Actually, the semantics of the Liberal government are critical to watch, because it uses language. I was just at the immigration committee, where I heard for the first time the immigration minister use the term “illegal border crossers”. He likes to say that they are irregular. Well, his own department is suggesting that Canadians will be spending up to $3 billion on these irregular crossers, because the Liberals will not fix the safe third country agreement.
In the minister's quote I read, he said that they are going to double down on investments. The word “invest” is used 456 times in this budget. By comparison, the Canadian Armed Forces are mentioned zero times in the budget. It shows the Liberals' priorities. That is the largest department of the federal government. Just this morning, the minister of defence and the Minister of Foreign Affairs committed our Canadian Armed Forces, in an awkward and incomprehensible way, to a mission in Mali, at a time when 162 UN peacekeepers have died in Mali, because it is a combat zone, not a peacekeeping mission.
The Canadian Armed Forces, our men and women, were mentioned zero times in this budget. However, investment, which is code language for spending, is mentioned 456 times. The Liberals have doubled down on excessive spending, excessive deficits, debt, and higher taxes for Canadians.
I started my remarks with the election promise the Liberals made. The Prime Minister of Canada changed the Liberal Party's view on deficits midway through an election campaign. He had said previously that they were the party of Paul Martin. Then when he wanted to outfox the NDP, he said that they were going to run deficits because we were in a recession. There was no recession. He either did not understand the economy or he misled Canadians.

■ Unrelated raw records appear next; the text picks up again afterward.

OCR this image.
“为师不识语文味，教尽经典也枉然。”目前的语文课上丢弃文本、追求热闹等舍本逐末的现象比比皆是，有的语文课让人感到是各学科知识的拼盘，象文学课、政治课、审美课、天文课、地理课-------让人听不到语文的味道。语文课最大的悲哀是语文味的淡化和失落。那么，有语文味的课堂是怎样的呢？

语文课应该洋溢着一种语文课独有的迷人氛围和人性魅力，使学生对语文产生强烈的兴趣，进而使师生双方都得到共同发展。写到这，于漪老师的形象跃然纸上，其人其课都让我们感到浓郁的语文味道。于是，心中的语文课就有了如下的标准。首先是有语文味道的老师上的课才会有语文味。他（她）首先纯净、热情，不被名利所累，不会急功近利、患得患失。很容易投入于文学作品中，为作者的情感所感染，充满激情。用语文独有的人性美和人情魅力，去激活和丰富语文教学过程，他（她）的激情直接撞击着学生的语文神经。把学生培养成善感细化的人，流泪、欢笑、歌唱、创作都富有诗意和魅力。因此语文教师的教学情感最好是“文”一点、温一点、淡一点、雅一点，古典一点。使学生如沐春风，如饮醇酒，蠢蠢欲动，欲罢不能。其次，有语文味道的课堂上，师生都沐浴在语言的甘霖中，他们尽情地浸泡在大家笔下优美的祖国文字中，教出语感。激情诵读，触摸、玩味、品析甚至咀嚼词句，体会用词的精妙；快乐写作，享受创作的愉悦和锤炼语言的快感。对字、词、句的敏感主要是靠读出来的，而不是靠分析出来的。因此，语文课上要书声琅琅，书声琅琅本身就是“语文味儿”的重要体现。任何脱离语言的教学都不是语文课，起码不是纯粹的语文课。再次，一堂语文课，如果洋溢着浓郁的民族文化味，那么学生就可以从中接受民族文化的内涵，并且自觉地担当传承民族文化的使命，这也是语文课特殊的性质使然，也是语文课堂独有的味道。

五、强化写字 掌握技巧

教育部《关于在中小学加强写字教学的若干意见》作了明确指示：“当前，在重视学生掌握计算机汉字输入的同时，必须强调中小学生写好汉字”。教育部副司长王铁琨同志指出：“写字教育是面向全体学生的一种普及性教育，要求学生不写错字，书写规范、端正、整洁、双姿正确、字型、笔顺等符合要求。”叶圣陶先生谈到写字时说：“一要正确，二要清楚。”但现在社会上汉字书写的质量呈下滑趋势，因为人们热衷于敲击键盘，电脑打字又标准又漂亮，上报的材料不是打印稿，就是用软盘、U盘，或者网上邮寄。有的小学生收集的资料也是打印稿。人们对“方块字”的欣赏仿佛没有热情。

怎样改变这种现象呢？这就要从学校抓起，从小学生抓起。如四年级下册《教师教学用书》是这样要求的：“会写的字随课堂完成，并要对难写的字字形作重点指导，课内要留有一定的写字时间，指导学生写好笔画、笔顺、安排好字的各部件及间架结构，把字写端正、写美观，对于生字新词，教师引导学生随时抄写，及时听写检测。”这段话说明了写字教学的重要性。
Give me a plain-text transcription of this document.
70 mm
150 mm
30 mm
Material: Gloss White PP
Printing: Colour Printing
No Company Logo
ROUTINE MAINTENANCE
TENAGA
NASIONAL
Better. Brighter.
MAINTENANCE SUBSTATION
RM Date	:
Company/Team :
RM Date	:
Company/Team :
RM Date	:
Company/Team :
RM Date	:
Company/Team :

The Liberals then said that they would not run a deficit of any more than $10 billion. As I said, they broke that promise within months. Their first two budgets had deficits in the $20-billion plus range, almost $30 billion. We are still doubling their projected goal at a time when the economy is doing well. This is not a time one runs massive deficits. As I said, those are future taxes on Canadians, which are going to slow our economy and hurt middle-class families. In a little over two years, they have increased spending by $58 billion.
It is unparalleled, even compared to the previous Prime Minister Trudeau, who I can mention by name because I am speaking about Pierre Trudeau. It is almost unparalleled to have, in two years, a 20% increase in spending during an economically positive growth period. Are Canadian families 20% better off? My friend from Welland is crying out. I know that the people in Welland are not 20% better off. I know they did not vote for $30-billion deficits. They did not vote for higher taxes on families, higher taxes on small business, higher taxes through CPP premiums, higher taxes through a carbon tax. In Welland, in Cobourg, and in Kingston, they did not vote for that. They voted for the promise of no more than a $10-billion deficit.
I would recommend that rather than heckling, some of the Liberal members should go into the coffee shops in their ridings, where people think a double-double is cream and sugar, not double deficits and double spending. The Liberal double-double is coming at a time when the U.S. economy is cutting taxes on small business. The Prime Minister and the finance minister waged a war last year on small business and are increasing a carbon tax at a time when we are already uncompetitive. Shipbuilding in Welland is going to be closing up as a result of the Liberal government.
I hope members do more than heckle here. They should heckle in their caucus. They should say to the Prime Minister to stop this reckless cavalcade of spending, stop raising taxes on small business and on farmers, stop raising taxes on businesses that are creating wealth and jobs. In this budget, where investment is mentioned 456 times, gender 358 times, Canadian Armed Forces, zero, it shows the Liberal government's priorities.